Tatooine: A pluggable, simple and powerful web scraper.
Installation
$ npm install tatooine --save
Docs
// schemas: Array<Schema> => A list of schemas.
// customEngines?: Array<CustomEngine> => An optional list of custom engines.
const promise = Tatooine(schemas, customEngines)
Standard Engines
For convenience, Tatooine provide three useful standard engines.
- Markup Engine docs (e.g. RSS, Source Code Scraping, etc.)
- JSON Engine docs (e.g. APIs, Web Services, etc.)
- SPA Engine docs (e.g. Single Page Applications, Async Content, etc.)

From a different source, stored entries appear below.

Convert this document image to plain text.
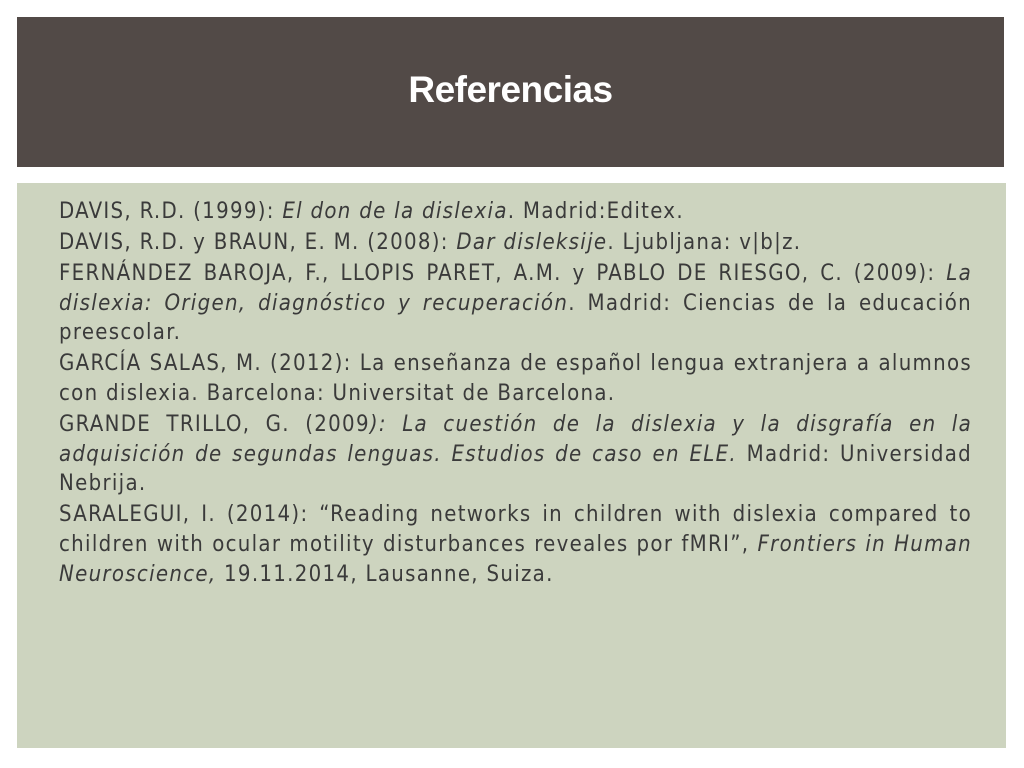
Referencias
DAVIS, R.D. (1999): El don de la dislexia. Madrid:Editex.
DAVIS, R.D. y BRAUN, E. M. (2008): Dar disleksije. Ljubljana: v|b|z.
FERNÁNDEZ BAROJA, F., LLOPIS PARET, A.M. y PABLO DE RIESGO, C. (2009): La dislexia: Origen, diagnóstico y recuperación. Madrid: Ciencias de la educación preescolar.
GARCÍA SALAS, M. (2012): La enseñanza de español lengua extranjera a alumnos con dislexia. Barcelona: Universitat de Barcelona.
GRANDE TRILLO, G. (2009): La cuestión de la dislexia y la disgrafía en la adquisición de segundas lenguas. Estudios de caso en ELE. Madrid: Universidad Nebrija.
SARALEGUI, I. (2014): “Reading networks in children with dislexia compared to children with ocular motility disturbances reveales por fMRI”, Frontiers in Human Neuroscience, 19.11.2014, Lausanne, Suiza.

Extending Standard Engines
The fork
property allows extends the engine capabilities for your needs while creating schemas for the standard engines spa
, json
and/or markup
.
// index.js
import Tatooine from "tatooine"
const schemas = [{
engine: "json",
options: { ... },
selectors: { ... },
fork({ sources, error }) {
// Do anything you want with the data provided and then;
return { sources, error };
}
}]
const promise = Tatooine(schemas)
Note: The data returned in fork
as parameter is the data already processed using the given schema configs.
Custom Engines
Beyond the standard engines, you can also create custom engines with your own rules whenever needed. Basically, you should follow the structure below to extend Tatooine's engine capabilities:
// xyz-engine.js
function getSourcesFromSomewhere(schema) {
// Your engine logic
}
export default {
engine: "xyz",
run: getSourcesFromSomewhere,
}
// xyz-schema.js
export default {
engine: "xyz",
...
};
// index.js
import Tatooine from "tatooine"
import xyzEngine from "./xyz-engine.js"
import xyzSchema from "./xyz-schema.js"
const promise = Tatooine([xyzSchema], [xyzEngine])